ROMA – Nella seconda puntata di Tribù, programma in ordine su Sky TG24, Nicola Zingaretti sferra un duro attacco alla Lega: “E’ un partito molto diverso da quello che conoscevamo. Ora non hanno un progetto per il Paese ma catturano voti sull’odio e sulla rabbia, due componenti che non creano lavoro, benessere o sviluppo“.

Sul caso Siri: “Gli italiani pagheranno un prezzo enorme. Sul caso Siri c’è stata una confusione che non è degna di questo Paese. Quel contratto non tiene più e una classe politica responsabile lo dovrebbe ammettere. Litigano su tutto e nessuno vuole ‘mollare’ la poltrona. Hanno creato immobilismo e ai vertici bilaterali in Europa non ci invitano più. L’unica soluzione possibile è tornare al voto. Noi con il M5s? Loro vogliono governare con la destra di Salvini“.

Armando Siri
Armando Siri

Nicola Zingaretti sulle Europee: “Non vinceranno i sovranisti”

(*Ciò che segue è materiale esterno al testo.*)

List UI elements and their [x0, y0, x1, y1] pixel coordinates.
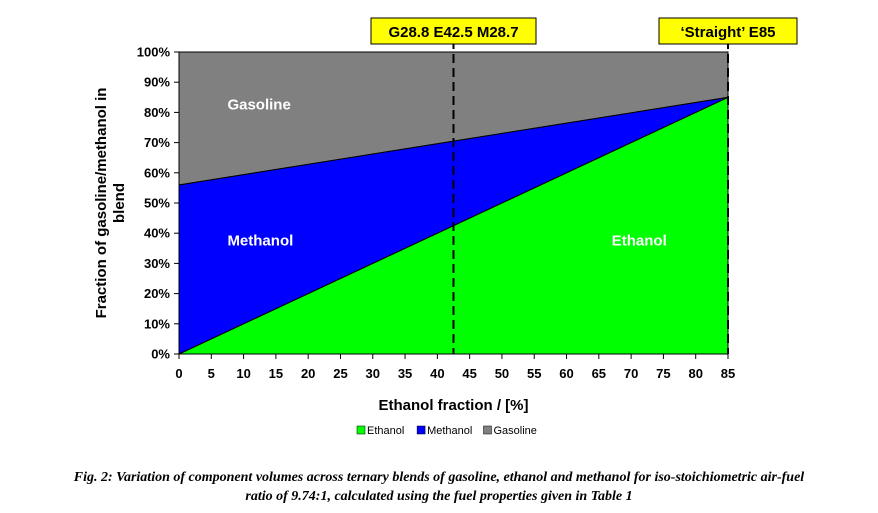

Nicola Zingaretti fa anche il pronostico sulle prossime Europee: “Non vinceranno i sovranisti e per i nazionalisti non c’è futuro. L’Italia è dentro uno schieramento che forse serve a Orban ma a noi ci rende più deboli. Noi dobbiamo batterci per una Europa migliore. Siamo stati gli unici a mettere in campo la lista unitaria, quello che ci ha chiesto una parte del Paese. Basta litigare ma unirsi sulla base di un’idea Europea“.

Sulle prossime politiche: “Non escludo Sala candidato premier. Stiamo parlando di un politico con grande personalità italiana e sta guidando una delle città più importanti“.

Sul partito – “Con Renzi ci sentiamo spesso come con gli altri dirigenti ma le decisioni le prendo io. Sono dell’idea che bisogna ascoltare le opinioni degli altri e nei congressi con Matteo abbiamo avuto sempre posizioni diverse. Io non mi sento il capo del PD ma solo il segretario, cioè colui che lo governa“.